A 1907 house, which was moved to the site to depict life on the Outer Banks in another era, enhances the village. The restored two-story house provides a fascinating glimpse into the lives of the lifesavers’ wives and children, including a well-stocked kitchen, a furniture-filled living room, and several bedrooms packed with period pieces.

Saving these buildings has been a labor of love for many locals and lots of volunteers. The village is now a nonprofit organization with two full-time staff members, the husband-and-wife team of James Charlet and Linda Molloy. They can often be seen in period costume interacting with visitors. “We love sharing this special part of North Carolina history in any way we can,” says Molloy.

One loyal volunteer, Ken Wenberg, has been diligently restoring various components of the village since 1996. "It’s nice to see them saved for future generations," he says. "I definitely hate to learn of losing anything from the lifesaving era.”

The Chicamacomico Life-Saving Station Historic Site is typically open from mid-April through November, but the summer months provide an especially good time to explore living history. The possibilities include weekly beach bonfire programs, roaming re-enactors (including the aforementioned “station keeper” and his wife), and very popular rescue re-creations that are performed by modern-day Coast Guard members.

Living the Life

When Gary and Judy Studer saw Caswell Beach’s former Oak Island U.S. Life-Saving Station for the first time in the late-1990s, they could never have imagined that it would become their home. However, when they found out it was on the market, the longtime St. Louis, Missouri residents and history buffs saw an opportunity to keep a legacy alive--by literally living in it.

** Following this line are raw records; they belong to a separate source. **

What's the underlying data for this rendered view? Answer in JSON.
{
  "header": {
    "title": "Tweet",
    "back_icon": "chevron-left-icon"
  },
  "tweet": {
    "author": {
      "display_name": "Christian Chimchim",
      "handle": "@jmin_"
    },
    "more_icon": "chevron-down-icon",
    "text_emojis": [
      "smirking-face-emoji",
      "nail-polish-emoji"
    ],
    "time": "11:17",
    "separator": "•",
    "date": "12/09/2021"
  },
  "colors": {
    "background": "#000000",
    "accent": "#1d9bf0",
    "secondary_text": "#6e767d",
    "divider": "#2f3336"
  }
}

Built in 1889, the Studers’ home was originally located across the street, near the site of the present day Oak Island Lighthouse. Crews watched for ships in distress from the still-present lookout tower. The Coast Guard, after building a new station in the 1930s, moved the original station across the street, turned it 90 degrees, and situated it right on the wide beach. The station was decommissioned in 1942. It then generally served as a second or third residence for a variety of owners.

These previous uses as a part-time residence meant there really wasn’t too much renovation work for the Studers to pursue before moving in full-time. “Our vision was not to transform it, but to preserve it,” says Gary. “In its early days, life-saving crews lived in the station only seasonally. As the first people to live here year-round, we prefer to think that we are bringing the life-saving station back to life.”

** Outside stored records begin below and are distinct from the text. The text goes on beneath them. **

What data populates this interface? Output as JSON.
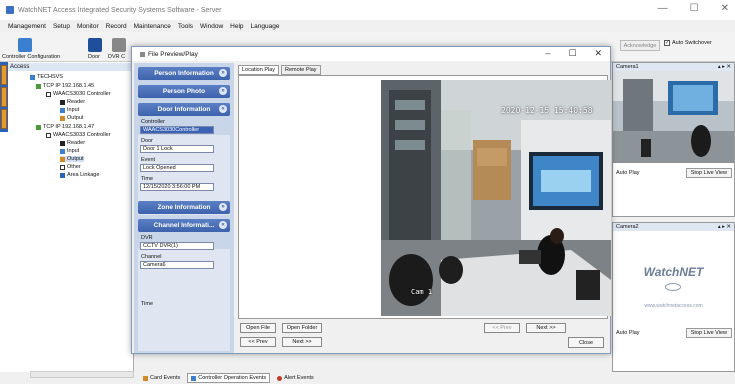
{
  "app": {
    "title": "WatchNET Access Integrated Security Systems Software - Server",
    "controls": [
      "—",
      "☐",
      "✕"
    ]
  },
  "menu": [
    "Management",
    "Setup",
    "Monitor",
    "Record",
    "Maintenance",
    "Tools",
    "Window",
    "Help",
    "Language"
  ],
  "toolbar": {
    "labels": [
      "Controller Configuration",
      "Door",
      "DVR C"
    ],
    "acknowledge": "Acknowledge",
    "auto_switchover": "Auto Switchover"
  },
  "tree": {
    "header": "Access",
    "items": [
      "TECHSVS",
      "TCP IP 192.168.1.45",
      "WAACS3030 Controller",
      "Reader",
      "Input",
      "Output",
      "TCP IP 192.168.1.47",
      "WAACS3033 Controller",
      "Reader",
      "Input",
      "Output",
      "Other",
      "Area Linkage"
    ]
  },
  "dialog": {
    "title": "File Preview/Play",
    "sections": {
      "person_info": "Person Information",
      "person_photo": "Person Photo",
      "door_info": "Door Information",
      "zone_info": "Zone Information",
      "channel_info": "Channel Informati..."
    },
    "door": {
      "controller_label": "Controller",
      "controller_value": "WAACS3030Controller",
      "door_label": "Door",
      "door_value": "Door 1 Lock",
      "event_label": "Event",
      "event_value": "Lock Opened",
      "time_label": "Time",
      "time_value": "12/15/2020 3:56:00 PM"
    },
    "channel": {
      "dvr_label": "DVR",
      "dvr_value": "CCTV DVR(1)",
      "channel_label": "Channel",
      "channel_value": "Camera6",
      "time_label": "Time"
    },
    "tabs": [
      "Location Play",
      "Remote Play"
    ],
    "video": {
      "timestamp": "2020-12-15 15:40:58",
      "camera_label": "Cam 1"
    },
    "buttons": {
      "open_file": "Open File",
      "open_folder": "Open Folder",
      "prev": "<< Prev",
      "next": "Next >>",
      "prev2": "<< Prev",
      "next2": "Next >>",
      "close": "Close"
    }
  },
  "cameras": [
    {
      "title": "Camera1",
      "label": "Auto Play",
      "button": "Stop Live View"
    },
    {
      "title": "Camera2",
      "label": "Auto Play",
      "button": "Stop Live View",
      "brand": "WatchNET",
      "url": "www.watchnetaccess.com"
    }
  ],
  "bottom_tabs": [
    "Card Events",
    "Controller Operation Events",
    "Alert Events"
  ],
  "colors": {
    "accent": "#3d63ad",
    "panel": "#c9d6ea",
    "orange": "#e69a2e"
  }
}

The Studers did have to replace much of the salt-corroded siding, but--from paint colors to the original wood floor in the lookout tower--they’ve kept the building much as it’s always been. They also had to replace all of the original shutters and found that each of the 29 sets was a different size.

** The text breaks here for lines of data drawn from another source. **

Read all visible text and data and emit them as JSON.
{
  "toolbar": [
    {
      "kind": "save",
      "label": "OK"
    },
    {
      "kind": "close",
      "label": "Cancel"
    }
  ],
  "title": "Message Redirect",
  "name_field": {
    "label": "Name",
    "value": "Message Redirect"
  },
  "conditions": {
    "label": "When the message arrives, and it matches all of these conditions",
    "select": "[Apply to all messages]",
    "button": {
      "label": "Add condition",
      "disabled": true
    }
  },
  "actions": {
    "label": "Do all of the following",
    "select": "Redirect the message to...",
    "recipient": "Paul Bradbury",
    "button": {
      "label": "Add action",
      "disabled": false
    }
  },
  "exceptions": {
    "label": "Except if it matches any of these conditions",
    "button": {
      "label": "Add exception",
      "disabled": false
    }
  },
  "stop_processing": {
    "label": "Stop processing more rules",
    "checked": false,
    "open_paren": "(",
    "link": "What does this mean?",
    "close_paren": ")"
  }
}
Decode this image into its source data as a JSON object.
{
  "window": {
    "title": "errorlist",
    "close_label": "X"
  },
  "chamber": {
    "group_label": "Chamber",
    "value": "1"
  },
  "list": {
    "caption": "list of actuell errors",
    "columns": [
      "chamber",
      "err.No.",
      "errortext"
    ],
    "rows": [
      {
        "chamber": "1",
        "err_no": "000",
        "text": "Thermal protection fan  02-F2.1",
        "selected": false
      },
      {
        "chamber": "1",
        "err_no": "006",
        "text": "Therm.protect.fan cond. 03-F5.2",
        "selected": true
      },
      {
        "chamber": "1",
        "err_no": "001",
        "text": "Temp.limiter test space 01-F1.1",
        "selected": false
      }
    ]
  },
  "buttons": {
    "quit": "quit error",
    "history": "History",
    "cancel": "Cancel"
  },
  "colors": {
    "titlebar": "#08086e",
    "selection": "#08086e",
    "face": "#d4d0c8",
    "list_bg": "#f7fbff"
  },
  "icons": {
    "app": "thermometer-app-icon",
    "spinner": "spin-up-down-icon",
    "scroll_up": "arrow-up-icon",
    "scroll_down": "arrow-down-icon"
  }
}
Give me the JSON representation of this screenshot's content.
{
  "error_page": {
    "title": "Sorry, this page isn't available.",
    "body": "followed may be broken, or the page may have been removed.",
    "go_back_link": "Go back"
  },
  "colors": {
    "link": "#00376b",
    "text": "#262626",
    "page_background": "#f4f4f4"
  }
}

Visitors enter the house through a narrow door, where a plaque identifies the building as listed on the National Register of Historic Places (a designation Gary worked diligently to achieve). Once inside, a cozy dining room has a virtual boatload of memorabilia about the building and the U.S. Life-Saving Service.

Just off the dining room, their large living room once served as the boat room, where surfboats hung from the ceiling. Indentations still mark the spots where the boats were hung, and the woodwork and most of the windows in the former boat room are original.

Upstairs, there are three original rooms. The Studers converted the former sleeping quarters, which slept seven or eight surfmen, into a master bedroom. The smaller keeper’s room is now a guest room, offering lucky visitors a beautiful view of the lighthouse and the ocean. What was once a second floor storage area is now a modern bathroom, and time-worn steps lead to the third floor lookout tower.

Along with working for designation on the National Register of Historic Places, the Studers have thoroughly researched the history of their house and the U.S. Life-Saving Service. They even joined the U.S. Life-Saving Service Heritage Association.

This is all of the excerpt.